The difference between the HAL_SPI_TransmitReceive_DMA and separately Transmit/Receive is only in starting two DMA threads for RX and TX. Timeout defined in HAL library as SPI_DEFAULT_TIMEOUT = 100 ms and it is checking in SPI_EndRxTxTransaction() function. But even 1 ms timout is too long. Moreover in case of error I need to resend lost packet.

DMA_FLAG_FEIF0_4 and HAL_DMA_ERROR_FE on DMA channel with disabled FIFO is alsow recurring question for years, as it turns out. I found more reliable solution by checking DMA handle field Init.FIFOMode == DMA_FIFOMODE_DISABLE. Hope it will work fine, but it still needs to "patch" the HAL sources (((

if((tmpisr & (DMA_FLAG_FEIF0_4 << hdma->StreamIndex)) != RESET) {
      /* Update error code */
		if(hdma->Init.FIFOMode != DMA_FIFOMODE_DISABLE) // Avoid disabled FIFO errors
			hdma->ErrorCode |= HAL_DMA_ERROR_FE;    
      /* Clear the FIFO error flag */
		regs->IFCR = DMA_FLAG_FEIF0_4 << hdma->StreamIndex;
    }

TDK · ‎2021-08-06

The first code in the OP doesn't use DMA. Any DMA issue can't be the explanation of why that isn't working.

If you feel a post has answered your question, please click "Accept as Solution".

Crystal · ‎2021-08-06

My apologize for not specifying.

Given simple code was created in addition to the main project and allowed to catch the cause of the error and to get some statistic.

After its elimination full-fledged transport protocol and more complex code were used, with DMA, interrupts and independent three high speed SPIs.

Thanks, I've corrected the topic for more clarity.

Petr Sladecek · ‎2021-08-10

Hello,

let me to comment your communication thread. Above all, the BSY bit monitoring at the end of the session is necessary at case the SPI slave at transmit only mode needs to be reconfigured or disabled after the latest session is fully completed (e.g. prior switching the slave into a low power mode). The main sense is to prevent any corruption of the ongoing session by such a premature action. Note the driver has to be written in conservative and universal way to cover all such cases. That is why the BSY test is included there to close the session safely. If the slave always stays active listening the bus there is no need to check BSY status once the expected number of data is applied by DMA and especially if the slave is receiver exclusively and the DMA reception session is completed.

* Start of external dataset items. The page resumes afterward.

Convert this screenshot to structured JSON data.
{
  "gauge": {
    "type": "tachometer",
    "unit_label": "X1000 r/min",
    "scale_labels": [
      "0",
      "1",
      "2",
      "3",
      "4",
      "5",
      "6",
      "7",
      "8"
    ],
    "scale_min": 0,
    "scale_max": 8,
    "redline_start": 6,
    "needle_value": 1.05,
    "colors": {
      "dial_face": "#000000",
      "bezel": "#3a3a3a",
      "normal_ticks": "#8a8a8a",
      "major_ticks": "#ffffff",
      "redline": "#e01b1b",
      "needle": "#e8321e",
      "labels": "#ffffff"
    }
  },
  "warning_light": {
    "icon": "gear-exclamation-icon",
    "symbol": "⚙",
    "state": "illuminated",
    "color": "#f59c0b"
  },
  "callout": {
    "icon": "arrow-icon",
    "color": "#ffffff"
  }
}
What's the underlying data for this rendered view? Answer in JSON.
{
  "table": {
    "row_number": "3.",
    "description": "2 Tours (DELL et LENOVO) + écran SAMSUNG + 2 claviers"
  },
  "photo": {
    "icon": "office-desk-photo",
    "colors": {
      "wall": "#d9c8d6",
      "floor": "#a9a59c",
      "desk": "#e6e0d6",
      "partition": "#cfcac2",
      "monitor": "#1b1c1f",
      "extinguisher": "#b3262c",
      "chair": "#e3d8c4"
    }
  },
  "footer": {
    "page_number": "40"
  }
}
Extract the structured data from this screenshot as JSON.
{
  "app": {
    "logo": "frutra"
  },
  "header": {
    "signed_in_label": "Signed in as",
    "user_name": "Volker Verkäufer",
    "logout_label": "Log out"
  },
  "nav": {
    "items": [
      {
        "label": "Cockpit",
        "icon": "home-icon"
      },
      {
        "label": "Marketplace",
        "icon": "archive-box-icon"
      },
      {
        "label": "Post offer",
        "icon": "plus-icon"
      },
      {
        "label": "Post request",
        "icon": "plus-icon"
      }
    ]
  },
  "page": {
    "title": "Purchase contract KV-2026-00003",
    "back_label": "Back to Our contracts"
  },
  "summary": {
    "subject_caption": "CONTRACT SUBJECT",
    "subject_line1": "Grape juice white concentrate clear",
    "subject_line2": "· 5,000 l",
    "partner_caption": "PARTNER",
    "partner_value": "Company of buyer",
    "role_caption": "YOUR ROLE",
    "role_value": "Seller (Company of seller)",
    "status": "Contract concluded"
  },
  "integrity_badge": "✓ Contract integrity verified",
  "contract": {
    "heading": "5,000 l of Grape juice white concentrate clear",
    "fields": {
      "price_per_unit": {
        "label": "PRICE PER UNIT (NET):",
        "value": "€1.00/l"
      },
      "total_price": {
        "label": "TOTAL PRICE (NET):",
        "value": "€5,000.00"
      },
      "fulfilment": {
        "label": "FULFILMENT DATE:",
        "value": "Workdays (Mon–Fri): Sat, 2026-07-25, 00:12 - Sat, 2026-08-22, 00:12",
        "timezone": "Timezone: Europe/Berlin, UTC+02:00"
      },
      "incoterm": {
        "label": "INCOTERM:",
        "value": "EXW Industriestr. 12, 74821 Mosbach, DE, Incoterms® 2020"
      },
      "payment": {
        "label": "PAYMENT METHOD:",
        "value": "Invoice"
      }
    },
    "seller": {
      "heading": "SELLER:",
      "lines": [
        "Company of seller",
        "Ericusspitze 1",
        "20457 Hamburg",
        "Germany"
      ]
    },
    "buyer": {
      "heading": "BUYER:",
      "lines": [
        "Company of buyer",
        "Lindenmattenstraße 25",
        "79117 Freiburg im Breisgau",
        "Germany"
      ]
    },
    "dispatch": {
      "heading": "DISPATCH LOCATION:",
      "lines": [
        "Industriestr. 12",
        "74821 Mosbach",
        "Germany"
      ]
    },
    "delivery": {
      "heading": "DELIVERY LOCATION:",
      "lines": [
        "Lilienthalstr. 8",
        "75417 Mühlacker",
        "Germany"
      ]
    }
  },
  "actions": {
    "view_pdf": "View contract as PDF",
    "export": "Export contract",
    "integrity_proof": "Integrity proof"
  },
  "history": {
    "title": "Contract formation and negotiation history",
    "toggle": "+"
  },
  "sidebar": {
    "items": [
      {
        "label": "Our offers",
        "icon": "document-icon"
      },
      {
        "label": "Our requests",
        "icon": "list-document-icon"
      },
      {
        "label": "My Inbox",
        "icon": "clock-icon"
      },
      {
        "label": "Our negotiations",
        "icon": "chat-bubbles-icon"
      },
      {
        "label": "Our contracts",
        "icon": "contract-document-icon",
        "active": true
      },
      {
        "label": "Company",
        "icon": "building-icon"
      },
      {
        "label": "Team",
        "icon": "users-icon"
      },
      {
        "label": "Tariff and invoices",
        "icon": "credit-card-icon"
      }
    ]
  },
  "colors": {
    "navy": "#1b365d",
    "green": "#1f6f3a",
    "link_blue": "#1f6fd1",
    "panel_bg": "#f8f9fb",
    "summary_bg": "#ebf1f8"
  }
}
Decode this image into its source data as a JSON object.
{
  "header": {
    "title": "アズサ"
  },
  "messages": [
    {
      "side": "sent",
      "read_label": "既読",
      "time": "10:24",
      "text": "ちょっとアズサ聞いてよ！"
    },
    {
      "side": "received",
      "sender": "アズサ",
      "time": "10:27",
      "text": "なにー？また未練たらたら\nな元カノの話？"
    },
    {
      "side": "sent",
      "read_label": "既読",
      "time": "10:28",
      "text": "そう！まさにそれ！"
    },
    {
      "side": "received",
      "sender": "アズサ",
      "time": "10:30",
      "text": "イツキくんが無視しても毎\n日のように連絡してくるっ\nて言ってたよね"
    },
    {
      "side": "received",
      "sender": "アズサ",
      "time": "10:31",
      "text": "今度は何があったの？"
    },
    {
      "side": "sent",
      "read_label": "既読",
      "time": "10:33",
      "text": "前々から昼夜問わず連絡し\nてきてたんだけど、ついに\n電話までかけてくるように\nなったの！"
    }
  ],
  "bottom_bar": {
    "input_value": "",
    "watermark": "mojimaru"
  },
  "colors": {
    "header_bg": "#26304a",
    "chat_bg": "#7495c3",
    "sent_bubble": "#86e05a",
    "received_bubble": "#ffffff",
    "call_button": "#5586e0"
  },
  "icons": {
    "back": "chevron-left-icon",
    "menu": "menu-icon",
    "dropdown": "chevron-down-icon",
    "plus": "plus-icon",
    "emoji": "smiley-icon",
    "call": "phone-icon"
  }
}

Concerning coexistence of the DMA channels, note they are concurrent each other when compete for the common AHB bus matrix occupation as well as do the other AHB matrix masters via round-robin algorithm arbitration (there are 12 of them at F7 including the Cortex core). A significant accidental latency of a pending DMA channel service can appear e.g. at time the Cortex core performs some non-interruptible operation like saving/restoring context of CPU registers when entry into or return from an interrupt service or performing instruction like LDMIA in conjunction with some other DMA channel pending contemporary especially. Of course, DMA channels priority plays role, too. I suggest to control data overflow at slave receivers at least to check if there is a problem with DMA channel sufficient access. On master side, integrity of data received from slave should be always checked to detect if slave faces any data underrun. For more details user can read AN5543.

Best regards,

Petr, the IP owner, STMicroelectronics